Long term care (LTC) insurance and life settlements, once clinging to the ledges of the life and health insurance industry, now appear to be climbing back, experts say.
LONG TERM CARE INSURANCE
Despite recent setbacks such as rate increases on in-force policies by major carriers and the departure of MetLife Inc. from new sales, executives in the LTC insurance business confidently predict encouraging developments:
A return to growth. After several years of poor sales, sales of both individual policies and products for the small and medium worksite market will grow, says Jesse Slome, executive director, American Association for Long Term Care Insurance.
Overall, however, total LTC premiums may not increase much this year, because more people are buying lower levels of coverage, he says.
"With all the changes in the carriers, products and programs like CLASS, it is difficult to know what will happen," observes Marianne Harrison, president of John Hancock Long Term Care, part of Manulife Financial Corp., Toronto.
(CLASS is the Community Living Assistance Services and Support Act, requiring employers to make a government LTC insurance plan available to employees.)
"One thing for sure, though, is that the need for long term care continues to grow."
Malcolm Cheung, vice president of long term care product and risk management for Prudential Financial Inc., thinks 2011 "will probably be an up year in individual long term care and likely on true group as well."
Pru's LTC sales particularly in the individual market rose in 2010 at least 30% over 2009 "and really picked up in second half," he says. "But whether that continues, I don't know."
In group sales, Cheung predicts that MetLife's exit from new sales and Hancock's recent suspension of group sales will enable Pru to boost its share of market.
Michael Gallo, senior vice president of long term care insurance for New York Life Insurance Company, says, "We are very bullish and looking to grow. We are increasing efforts to educate the public and agents about the need" for LTC insurance.

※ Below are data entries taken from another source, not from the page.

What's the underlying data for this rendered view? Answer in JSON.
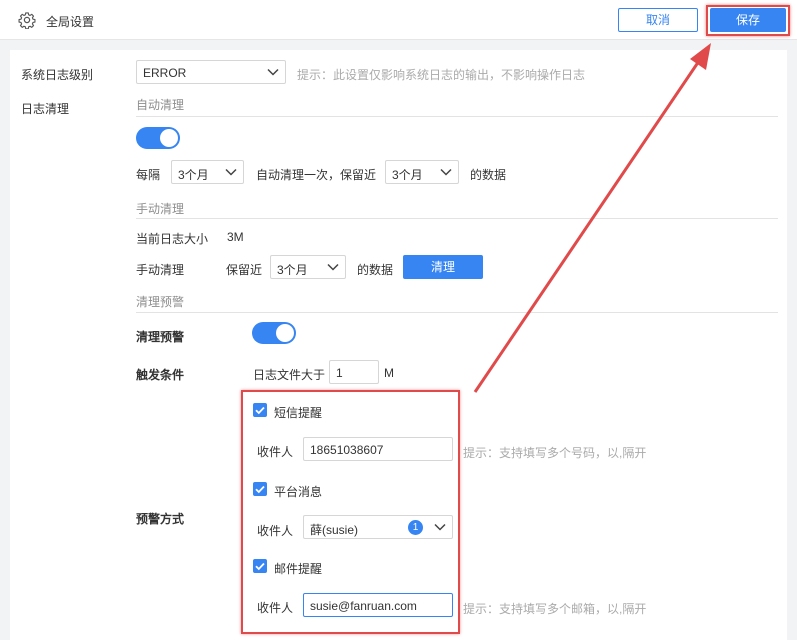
{
  "header": {
    "title": "全局设置",
    "cancel_label": "取消",
    "save_label": "保存"
  },
  "log_level": {
    "label": "系统日志级别",
    "value": "ERROR",
    "hint": "提示：此设置仅影响系统日志的输出，不影响操作日志"
  },
  "log_cleanup": {
    "label": "日志清理",
    "auto": {
      "section_title": "自动清理",
      "enabled": true,
      "every_label": "每隔",
      "interval_value": "3个月",
      "once_label": "自动清理一次，保留近",
      "keep_value": "3个月",
      "data_suffix": "的数据"
    },
    "manual": {
      "section_title": "手动清理",
      "size_label": "当前日志大小",
      "size_value": "3M",
      "action_label": "手动清理",
      "keep_label": "保留近",
      "keep_value": "3个月",
      "data_suffix": "的数据",
      "button_label": "清理"
    },
    "alert": {
      "section_title": "清理预警",
      "toggle_label": "清理预警",
      "enabled": true,
      "trigger_label": "触发条件",
      "file_size_label": "日志文件大于",
      "file_size_value": "1",
      "file_size_unit": "M",
      "method_label": "预警方式",
      "sms": {
        "checked": true,
        "label": "短信提醒",
        "recipient_label": "收件人",
        "recipient_value": "18651038607",
        "hint": "提示：支持填写多个号码，以,隔开"
      },
      "platform": {
        "checked": true,
        "label": "平台消息",
        "recipient_label": "收件人",
        "recipient_value": "薛(susie)",
        "count": "1"
      },
      "email": {
        "checked": true,
        "label": "邮件提醒",
        "recipient_label": "收件人",
        "recipient_value": "susie@fanruan.com",
        "hint": "提示：支持填写多个邮箱，以,隔开"
      }
    }
  },
  "colors": {
    "accent": "#3685f2",
    "annotation": "#e04a4a"
  }
}
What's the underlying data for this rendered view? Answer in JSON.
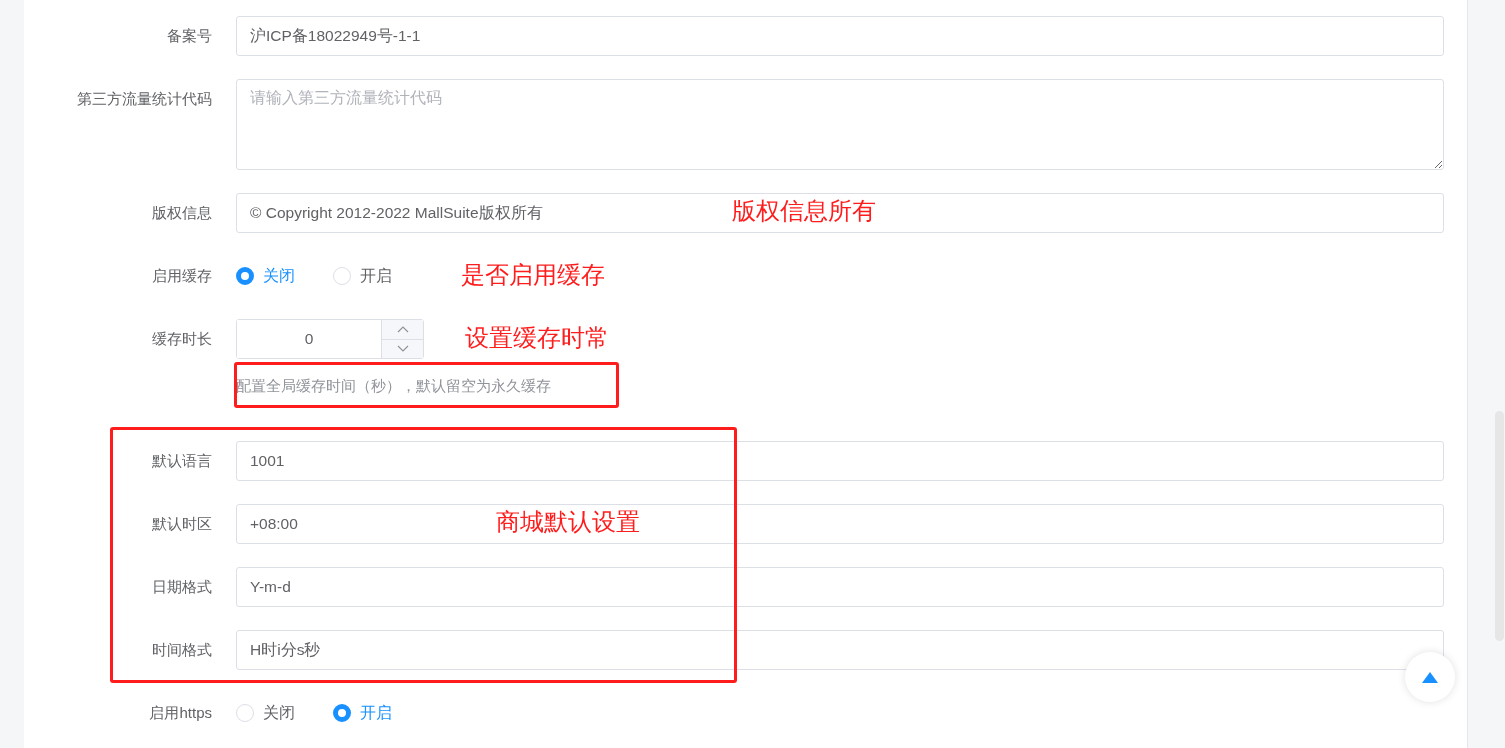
{
  "fields": [
    {
      "kind": "text",
      "label": "备案号",
      "value": "沪ICP备18022949号-1-1"
    },
    {
      "kind": "textarea",
      "label": "第三方流量统计代码",
      "placeholder": "请输入第三方流量统计代码"
    },
    {
      "kind": "text",
      "label": "版权信息",
      "value": "© Copyright 2012-2022 MallSuite版权所有",
      "note": "版权信息所有"
    },
    {
      "kind": "radio",
      "label": "启用缓存",
      "options": [
        {
          "label": "关闭",
          "selected": true
        },
        {
          "label": "开启",
          "selected": false
        }
      ],
      "note": "是否启用缓存"
    },
    {
      "kind": "number",
      "label": "缓存时长",
      "value": "0",
      "hint": "配置全局缓存时间（秒），默认留空为永久缓存",
      "hint_framed": true,
      "note": "设置缓存时常"
    },
    {
      "kind": "group",
      "framed": true,
      "note": "商城默认设置",
      "fields": [
        {
          "kind": "text",
          "label": "默认语言",
          "value": "1001"
        },
        {
          "kind": "text",
          "label": "默认时区",
          "value": "+08:00"
        },
        {
          "kind": "text",
          "label": "日期格式",
          "value": "Y-m-d"
        },
        {
          "kind": "text",
          "label": "时间格式",
          "value": "H时i分s秒"
        }
      ]
    },
    {
      "kind": "radio",
      "label": "启用https",
      "options": [
        {
          "label": "关闭",
          "selected": false
        },
        {
          "label": "开启",
          "selected": true
        }
      ]
    }
  ]
}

"What agents and distributors decide to do affects the results we see," observes Bill Jones, president of MedAmerica Insurance Company, a unit of Lifetime Healthcare Inc., Rochester, N.Y. "When a major carrier exits or asks for a significant rate increase, that makes distributors nervous. If they stop bringing up the issue of long term care to prospects, that affects the industry."
"Next year, our sales will increase double-digit," confidently predicts Steve Sperka, vice president of LTC for Northwestern Mutual Life Insurance Co. "If we grow 20%, I wouldn't be surprised."

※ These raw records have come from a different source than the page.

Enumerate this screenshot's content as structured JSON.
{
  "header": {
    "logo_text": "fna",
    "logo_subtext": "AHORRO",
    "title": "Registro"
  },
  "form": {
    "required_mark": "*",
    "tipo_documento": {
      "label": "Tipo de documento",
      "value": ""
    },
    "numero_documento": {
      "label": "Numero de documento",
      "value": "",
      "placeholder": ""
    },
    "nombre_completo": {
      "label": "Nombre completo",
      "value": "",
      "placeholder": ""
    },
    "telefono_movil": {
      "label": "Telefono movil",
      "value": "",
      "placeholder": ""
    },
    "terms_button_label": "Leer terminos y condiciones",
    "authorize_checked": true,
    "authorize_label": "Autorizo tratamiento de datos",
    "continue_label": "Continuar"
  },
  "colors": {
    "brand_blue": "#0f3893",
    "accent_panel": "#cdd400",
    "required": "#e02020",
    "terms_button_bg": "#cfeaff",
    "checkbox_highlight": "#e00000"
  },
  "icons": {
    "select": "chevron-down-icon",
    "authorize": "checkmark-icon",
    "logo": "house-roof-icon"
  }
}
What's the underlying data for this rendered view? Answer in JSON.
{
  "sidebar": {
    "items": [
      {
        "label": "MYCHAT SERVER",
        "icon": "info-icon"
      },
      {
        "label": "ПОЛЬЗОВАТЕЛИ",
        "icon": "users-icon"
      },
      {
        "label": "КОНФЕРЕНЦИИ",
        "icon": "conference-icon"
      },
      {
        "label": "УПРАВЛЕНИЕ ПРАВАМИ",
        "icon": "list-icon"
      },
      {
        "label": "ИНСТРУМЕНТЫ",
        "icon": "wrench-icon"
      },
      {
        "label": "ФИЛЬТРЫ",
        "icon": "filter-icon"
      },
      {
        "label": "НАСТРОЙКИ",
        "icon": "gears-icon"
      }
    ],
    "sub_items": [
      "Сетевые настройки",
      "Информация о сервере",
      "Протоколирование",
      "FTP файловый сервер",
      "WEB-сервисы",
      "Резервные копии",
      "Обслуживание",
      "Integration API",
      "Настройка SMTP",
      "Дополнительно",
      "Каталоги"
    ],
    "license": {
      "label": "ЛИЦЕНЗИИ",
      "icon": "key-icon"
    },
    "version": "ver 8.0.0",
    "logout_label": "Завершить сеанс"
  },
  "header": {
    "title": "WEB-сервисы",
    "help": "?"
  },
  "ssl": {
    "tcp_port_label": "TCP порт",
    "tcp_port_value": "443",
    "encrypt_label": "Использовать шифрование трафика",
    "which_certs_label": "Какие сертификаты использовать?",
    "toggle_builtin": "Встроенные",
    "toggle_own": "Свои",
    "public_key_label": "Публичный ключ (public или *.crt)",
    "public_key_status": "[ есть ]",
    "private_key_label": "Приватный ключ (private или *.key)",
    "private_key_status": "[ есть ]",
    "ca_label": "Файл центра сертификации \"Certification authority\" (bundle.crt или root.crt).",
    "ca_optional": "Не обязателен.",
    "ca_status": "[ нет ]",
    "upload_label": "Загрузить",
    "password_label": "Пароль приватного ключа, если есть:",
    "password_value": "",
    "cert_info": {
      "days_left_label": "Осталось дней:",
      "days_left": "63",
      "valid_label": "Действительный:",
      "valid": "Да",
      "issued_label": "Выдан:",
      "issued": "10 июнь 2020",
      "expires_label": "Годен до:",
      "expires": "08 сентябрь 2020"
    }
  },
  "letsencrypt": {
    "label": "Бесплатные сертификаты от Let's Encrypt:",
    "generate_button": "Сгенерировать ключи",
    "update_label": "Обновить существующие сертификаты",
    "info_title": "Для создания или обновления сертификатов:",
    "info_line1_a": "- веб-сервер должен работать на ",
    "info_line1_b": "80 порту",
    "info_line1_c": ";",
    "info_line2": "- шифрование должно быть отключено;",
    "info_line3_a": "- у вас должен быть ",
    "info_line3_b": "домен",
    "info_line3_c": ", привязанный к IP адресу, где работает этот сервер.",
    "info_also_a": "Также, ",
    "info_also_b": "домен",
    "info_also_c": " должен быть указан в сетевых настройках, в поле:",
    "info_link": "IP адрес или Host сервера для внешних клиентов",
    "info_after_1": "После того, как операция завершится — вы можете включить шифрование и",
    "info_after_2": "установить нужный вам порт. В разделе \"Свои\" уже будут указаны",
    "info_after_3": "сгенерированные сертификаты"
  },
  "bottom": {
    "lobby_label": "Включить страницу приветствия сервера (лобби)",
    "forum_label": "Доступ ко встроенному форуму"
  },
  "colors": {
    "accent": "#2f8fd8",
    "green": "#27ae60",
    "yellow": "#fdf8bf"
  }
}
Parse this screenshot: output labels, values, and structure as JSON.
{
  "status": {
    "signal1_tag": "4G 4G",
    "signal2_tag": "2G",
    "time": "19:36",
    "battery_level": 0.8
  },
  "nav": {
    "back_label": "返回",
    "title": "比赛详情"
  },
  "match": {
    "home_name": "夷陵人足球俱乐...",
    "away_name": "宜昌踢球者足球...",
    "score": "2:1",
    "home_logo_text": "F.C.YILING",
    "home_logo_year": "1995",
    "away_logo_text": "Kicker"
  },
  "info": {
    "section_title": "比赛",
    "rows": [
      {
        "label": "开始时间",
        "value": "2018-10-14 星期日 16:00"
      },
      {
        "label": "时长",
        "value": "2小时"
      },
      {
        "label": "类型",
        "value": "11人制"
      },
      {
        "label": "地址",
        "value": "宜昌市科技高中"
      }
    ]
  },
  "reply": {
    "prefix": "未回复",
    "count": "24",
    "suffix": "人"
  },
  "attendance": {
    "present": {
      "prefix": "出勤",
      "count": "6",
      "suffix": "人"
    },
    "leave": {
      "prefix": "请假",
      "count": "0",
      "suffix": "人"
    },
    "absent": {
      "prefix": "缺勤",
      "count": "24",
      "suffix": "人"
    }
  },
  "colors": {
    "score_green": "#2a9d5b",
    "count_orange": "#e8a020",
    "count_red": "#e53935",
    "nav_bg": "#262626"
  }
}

Peter Gelbwaks, president of Gelbwaks Executive Marketing Corp., Plantation, Fla., says "the industry has the possibility of a significant turnaround." He wants the industry to send a strong message that "we have viable carriers with good ratings and a commitment to market, that there's no better time to buy than today, and putting off a decision to buy is a mistake."
Tom Riekse Jr., managing principal of LTCI Partners, Madison, Wisc., says his brokerage agency is planning for double-digit percentage growth in 2011.